When students are given a factoring worksheet, most will become disengaged quickly. But during this activity, we heard a student say "Can we do this type of activity more often?".  In the above envelopes there are expressions that need  to be factored that increase in complexity as you go from left to right.  Students start in a particular envelope based on a formative assessment (eg. exit card) and move themselves along the continuum at their own pace.  As an added bonus rather than checking answers at "the back of the book", they will check using an ultraviolet "magic" pen on the answer cards.

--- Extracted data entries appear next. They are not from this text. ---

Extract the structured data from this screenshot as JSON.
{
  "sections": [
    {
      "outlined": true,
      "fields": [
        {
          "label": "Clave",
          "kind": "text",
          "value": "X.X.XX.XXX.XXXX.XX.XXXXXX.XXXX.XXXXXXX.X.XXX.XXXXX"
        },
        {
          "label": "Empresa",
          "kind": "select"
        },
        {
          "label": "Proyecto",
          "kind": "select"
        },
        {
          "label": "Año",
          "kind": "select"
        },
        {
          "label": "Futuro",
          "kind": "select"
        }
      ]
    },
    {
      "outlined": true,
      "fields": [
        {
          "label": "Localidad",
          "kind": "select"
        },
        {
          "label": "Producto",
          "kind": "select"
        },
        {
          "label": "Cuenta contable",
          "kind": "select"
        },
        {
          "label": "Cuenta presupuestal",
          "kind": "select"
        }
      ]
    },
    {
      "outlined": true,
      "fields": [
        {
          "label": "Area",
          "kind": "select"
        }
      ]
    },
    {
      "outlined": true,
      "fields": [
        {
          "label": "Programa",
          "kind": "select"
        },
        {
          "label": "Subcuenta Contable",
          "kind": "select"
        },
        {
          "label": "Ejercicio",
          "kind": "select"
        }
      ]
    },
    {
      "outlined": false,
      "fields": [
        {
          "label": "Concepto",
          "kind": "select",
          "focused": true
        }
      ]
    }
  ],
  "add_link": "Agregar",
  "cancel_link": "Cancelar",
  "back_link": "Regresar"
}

• MPM 2D - factor polynomial expressions involving common factors, trinomials, and differences of squares
• MFM 2P - factor binomials and trinomials involving one variable up to degree two, by determining a common factor using a variety of tools, factor simple trinomials of the form     x2  + bx + c, factor the difference of squares of the form x2– a2
• MCF 3M - factor quadratic expressions in one variable, including those for which a ≠ 1 ,differences of squares and perfect square trinomials by selecting and applying an appropriate strategy
• MBF 3C - factor trinomials of the form ax2 + bx + c, where a = 1 or where a is the common factor, by various methods
• MCR 3U - as review

• 20 copies of each of the question cards in different colour cardstock, cut and laminated (use colours that allow seeing the magic pen writing)
• 7 envelopes of the same colour as question cards (made from cutting cardstock, taped and laminated)
• 3 sets of the answer cards (use magic pen to write the answers after each equation, To help distinguish the answer cards to the question cards you should put a stamp or sticker on the back.
• 3 "magic" pens can be purchased at Chapters/Indigo or at a Scholastic's book fair or on eBay or Amazon.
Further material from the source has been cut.